The consortium's production-sharing agreement (PSA) covers more than 5,600 sq km. Kashagan reserves are 7-9 billion boe, BG said. Production is expected to start in 2007-08.

Previously, BG attempted to sell its share in the Agip KCO consortium in two transactions to units of CNOOC Ltd. and Sinopec. CNOOC and Sinopec each agreed to acquire an 8.33% interest in the PSA for $615 million (OGJ, Mar. 17, 2003, p. 42).

But the other partners agreed to purchase BG's interest, preempting BG's plans to sell the stake to Chinese companies (OGJ Online, May 16, 2003).

Eni PSA holds a 16.67% interest in the project. Partners are ExxonMobil Kazakhstan Inc. 16.67%, ConocoPhillips 8.33%, Tokyo-based Inpex Corp. 8.33%, Royal Dutch/Shell Group 16.67%, and Total SA 16.67%.

Woodside in the gulf

In the Gulf of Mexico joint venture program, Woodside will hold 95% interest in each project and Explore Enterprises will hold 5%. Explore Enterprises will acquire a 5% interest in Woodside's existing leases in the gulf with the exception of the Neptune and Midway discoveries.

After Woodside recovers the value of its invested capital, Explore Enterprises' interest in each project will increase to 12.5%.

The alliance is set up for 5 years with an option to extend it for 2 years.

ONGC, Gazprom

ONGC Chairman Subir Raha said he met Gazprom Chief Executive Alexei Miller to discuss potential joint projects involving gas production in Sakhalin and LNG facilities on the Pacific coast.

"The investment may go up to $20 billion or more over 5 years, and if we reach an agreement, we could begin investing as early as next year," Raha said.

Previously, the two companies signed a memorandum to jointly develop energy projects in India, Russia, and other countries.

Total in Venezuela

Total's purchase of a 49% stake in Block 4 of the Plataforma Deltana area from Statoil remains subject to approval by Venezuela's Ministry of Energy and Petroleum.

The license covers 1,435 sq km in 200-800 m of water.

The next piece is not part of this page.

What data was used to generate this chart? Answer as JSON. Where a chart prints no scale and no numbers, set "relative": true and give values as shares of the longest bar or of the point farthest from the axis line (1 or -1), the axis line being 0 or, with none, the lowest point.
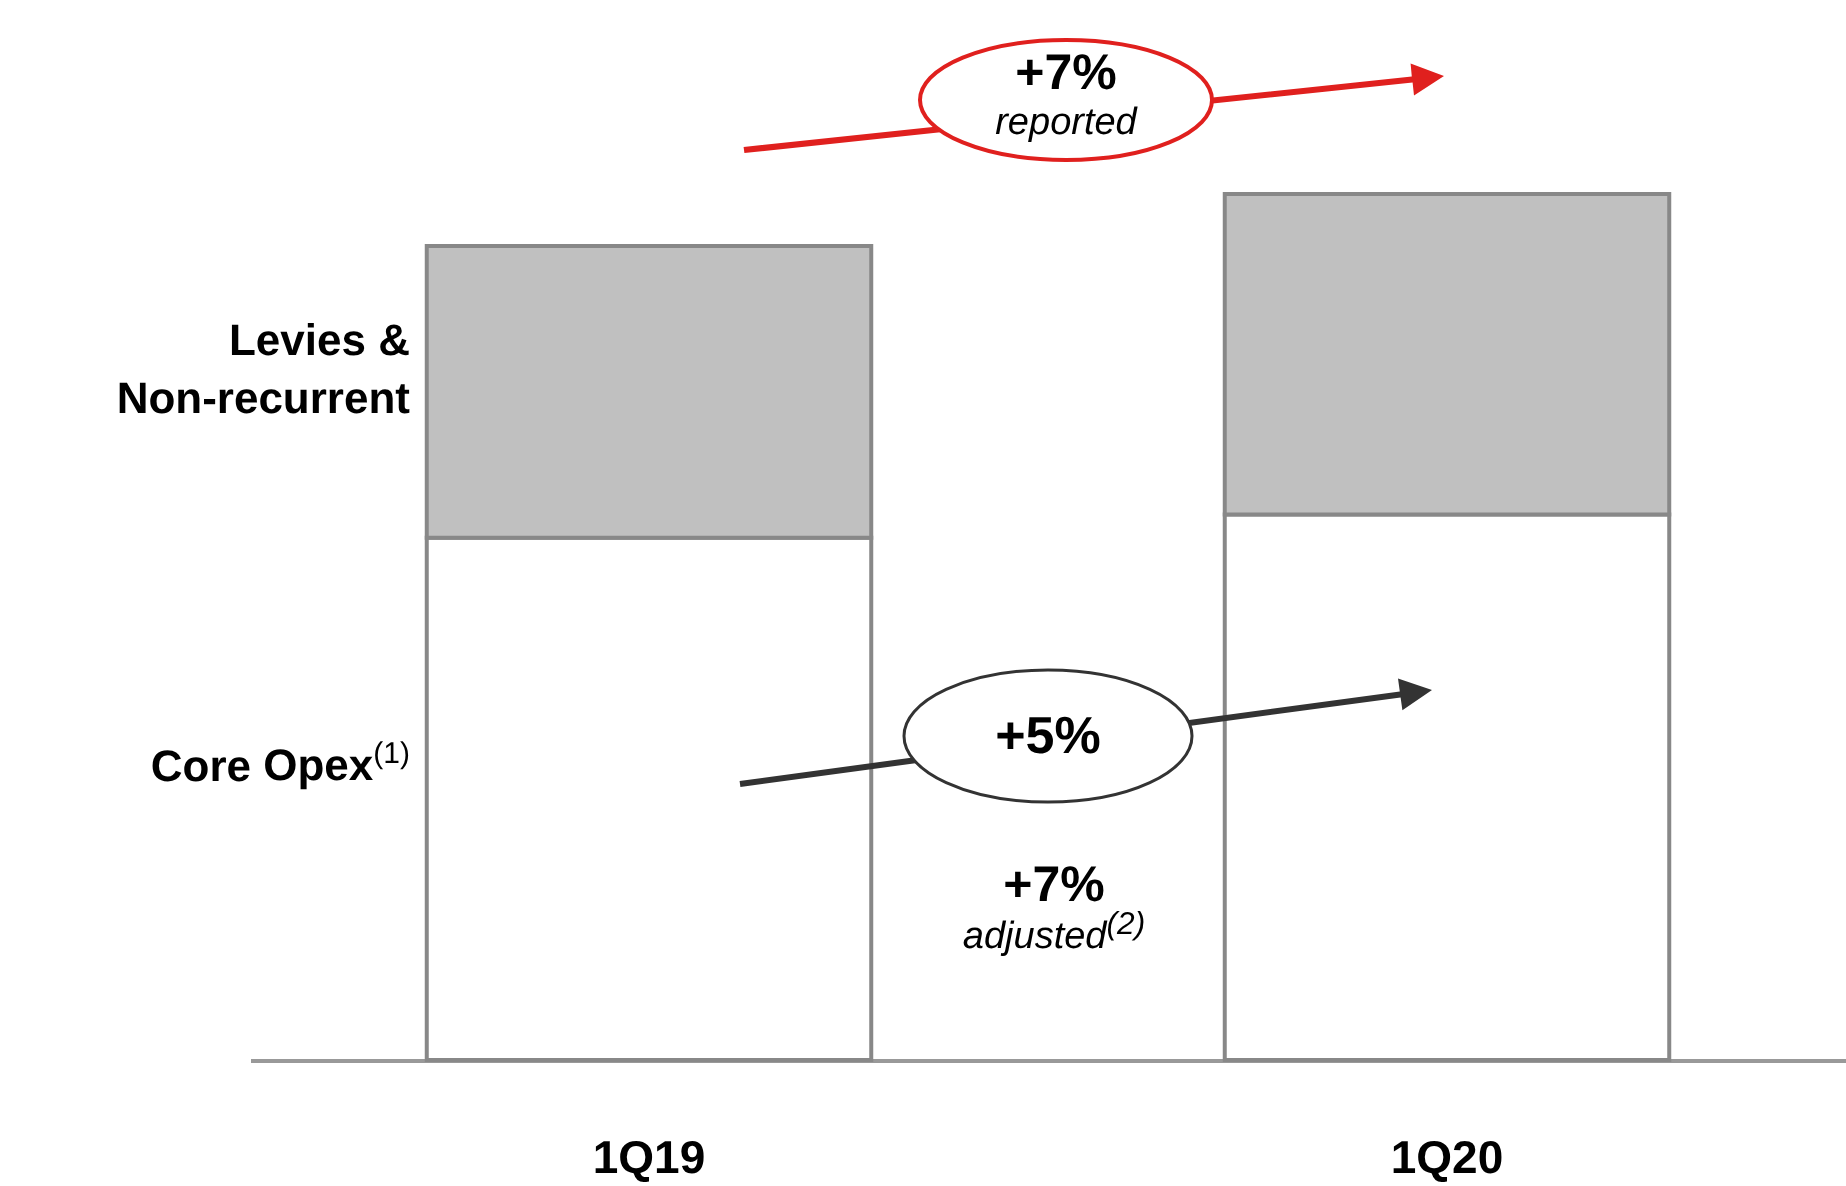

Operator Statoil is drilling the first of three planned wildcats on Block 4, Ballena 1-X (OGJ Online, Jan. 4, 2005).

PTTEP portfolio

PTTEP Pres. Maroot Mrigadat said international firms are interested in assets that his company plans to divest.

The Thai state-owned company wants to sell part of its 100% interest in numerous assets, including Block 44 in Oman and several blocks in Myanmar's Gulf of Martaban.

At the same time, PTTEP wants to increase holdings in certain mature projects, including Yadana and Yetagun gas fields in Myanmar.

ConocoPhillips, DEFS

Upon closing of the realigned interests, DEFS would be a 50:50 joint venture between ConocoPhillips and Duke Energy. DEFS is one of the largest natural gas and gas liquids gathering, processing, and marketing companies in the US.

Duke Energy expects to receive, directly and indirectly through its ownership interest in DEFS, a combination of assets and cash worth $1.1 billion. The restructuring, subject to regulatory approvals, is expected to close during the second quarter.

Enterprise, Dixie Pipeline

Dixie Pipeline Co., Atlanta, owns and operates the 1,300-mile Dixie Pipeline, which transports 100,000 b/d of propane from Texas, Louisiana, and Mississippi to the southeastern US.

The pipeline carries propane from Mont Belvieu, Tex., and nine other injection points to its termination points in Apex, NC, and Alma, Ga., as well as seven intermediate delivery terminals.

Enterprise received approvals for separate transactions in which it purchased a 26% interest from an affiliate of ChevronTexaco Corp. for $40 million and a 20% interest from an affiliate of ConocoPhillips for $31 million.

Other interest holders of Dixie Pipeline are affiliates of BP PLC with 23% and ExxonMobil Corp. with 11%.